There's a narrated version but it's really dry and awful. Asking the students what they thought was going on and explaining things myself went really well. It was a great way to recap our review of the previous unit and show the students the same material from a new perspective.

Then I went over diffusion and osmosis briefly to jog the student's memory. Instead of covering transport in one big chunk after we covered cells, I've been covering it in lessons along the way. The students seemed to have a firm grasp of osmosis and what we were trying to find in the lab. I was purposely going at this from a deductive perspective because inductive has backfired a couple of times. I set them loose to finish the lab and collect their data.

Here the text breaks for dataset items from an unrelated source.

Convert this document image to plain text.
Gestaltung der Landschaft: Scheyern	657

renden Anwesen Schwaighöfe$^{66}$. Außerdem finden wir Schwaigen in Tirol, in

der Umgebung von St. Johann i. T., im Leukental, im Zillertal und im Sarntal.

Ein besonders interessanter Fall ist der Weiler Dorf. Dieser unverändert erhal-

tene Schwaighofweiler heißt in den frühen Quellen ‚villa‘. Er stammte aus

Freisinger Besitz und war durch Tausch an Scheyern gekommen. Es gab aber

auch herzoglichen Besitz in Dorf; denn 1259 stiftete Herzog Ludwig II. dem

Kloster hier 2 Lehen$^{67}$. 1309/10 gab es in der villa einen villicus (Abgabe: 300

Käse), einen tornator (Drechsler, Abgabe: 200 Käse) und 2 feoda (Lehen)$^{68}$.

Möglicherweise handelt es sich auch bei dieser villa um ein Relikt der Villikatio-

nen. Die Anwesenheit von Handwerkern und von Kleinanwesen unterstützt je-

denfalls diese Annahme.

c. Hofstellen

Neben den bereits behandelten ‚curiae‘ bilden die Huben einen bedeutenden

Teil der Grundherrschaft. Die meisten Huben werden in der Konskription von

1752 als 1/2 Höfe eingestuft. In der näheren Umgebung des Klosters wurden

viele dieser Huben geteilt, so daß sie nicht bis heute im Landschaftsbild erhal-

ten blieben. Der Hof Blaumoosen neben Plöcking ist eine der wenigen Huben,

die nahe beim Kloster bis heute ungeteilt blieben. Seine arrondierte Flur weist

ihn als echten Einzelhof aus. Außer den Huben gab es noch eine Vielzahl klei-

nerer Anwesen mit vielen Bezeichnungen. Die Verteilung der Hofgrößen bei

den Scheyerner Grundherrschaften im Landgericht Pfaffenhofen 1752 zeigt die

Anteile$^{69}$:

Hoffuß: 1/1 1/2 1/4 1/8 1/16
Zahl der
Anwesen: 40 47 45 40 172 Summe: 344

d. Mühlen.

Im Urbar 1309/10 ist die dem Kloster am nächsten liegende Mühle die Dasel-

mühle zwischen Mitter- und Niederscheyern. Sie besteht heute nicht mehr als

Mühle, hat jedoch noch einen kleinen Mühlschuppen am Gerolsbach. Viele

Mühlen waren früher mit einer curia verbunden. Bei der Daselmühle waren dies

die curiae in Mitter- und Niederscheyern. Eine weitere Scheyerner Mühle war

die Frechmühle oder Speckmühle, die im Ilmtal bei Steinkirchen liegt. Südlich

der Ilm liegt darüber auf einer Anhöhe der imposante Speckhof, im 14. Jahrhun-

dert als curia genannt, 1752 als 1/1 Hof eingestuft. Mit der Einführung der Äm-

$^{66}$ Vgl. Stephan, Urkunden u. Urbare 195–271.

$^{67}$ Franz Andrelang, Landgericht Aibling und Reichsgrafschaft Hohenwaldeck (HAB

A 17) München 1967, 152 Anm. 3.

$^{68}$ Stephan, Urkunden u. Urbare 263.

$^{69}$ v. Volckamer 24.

It's inevitable that some students finish before others. I directed them to look at the ATP energy handout that we'd begun a couple of class periods before. When all the groups had finished collecting data and cleaned up, we put the data into a table on the front white board and discussed it. I had the students find averages and we determined that we'd confirmed our hypothesis. Everything worked out really well with this lab in that everybody seemed to understand why we did it and what happened and why it was important.

Then I had them work on the energy handout. This was a resource I'd adapted from one found online that asked a lot of higher order questions about cell energy and ATP. I had the students work in groups to try and answer a couple of questions at a time and then we discussed them as a class. It went well, but not as well as I would have liked and I made mental notes for changing up my questioning process in the next class.

After that class was over and I did it all again for B3, which is one of my more challenging classes. They didn't like the video as well as my first class had. I had lunch and repeated the whole thing again with my B4 class... which is a very high energy class. They require a lot more redirection to stay on task because they are tired of being in school by the time B4 rolls around. Class discussions go really well in this class though, once I get them started.

Then there's seminar which I run a lot less strictly than I probably should. The atmosphere is really relaxed and, since I see these students every day, we know each other really well. One of my informal long-term goals is to figure out engaging ways to use this little chunk of time at the end of the day. Another thing that happens in seminar though is that my students from other classes come in for help and I tend to spend a lot of this time helping them figure out what they need to do to improve their grade or what assignments they are missing.

After school on Thursday I visited the classrooms of a couple of my colleagues so I could bounce ideas off of them about the primary literature thing. They were really awesome and I came away with some new strategies to try. I think it was 4:30 or 5:00 when I left the school but my work-day wasn't really over.

At home I watched an episode of Once Upon a Time (my current obsession) and then I finished making the potato-dextrose agar plates for the next day. This involved petri dishes and potatoes and powders and a pressure cooker.

I ate a couple of hot pockets, answered some personal e-mail, and then I wrote up a lab sheet to get us started on a multi-day lab related to the primary literature thing I'd been mulling over all day long. Field Biology also had loose ends from previous classes to tie up, so there was plenty for us to work on the next day.

It was after ten (really late for me these days) when I got to bed. I slept very well.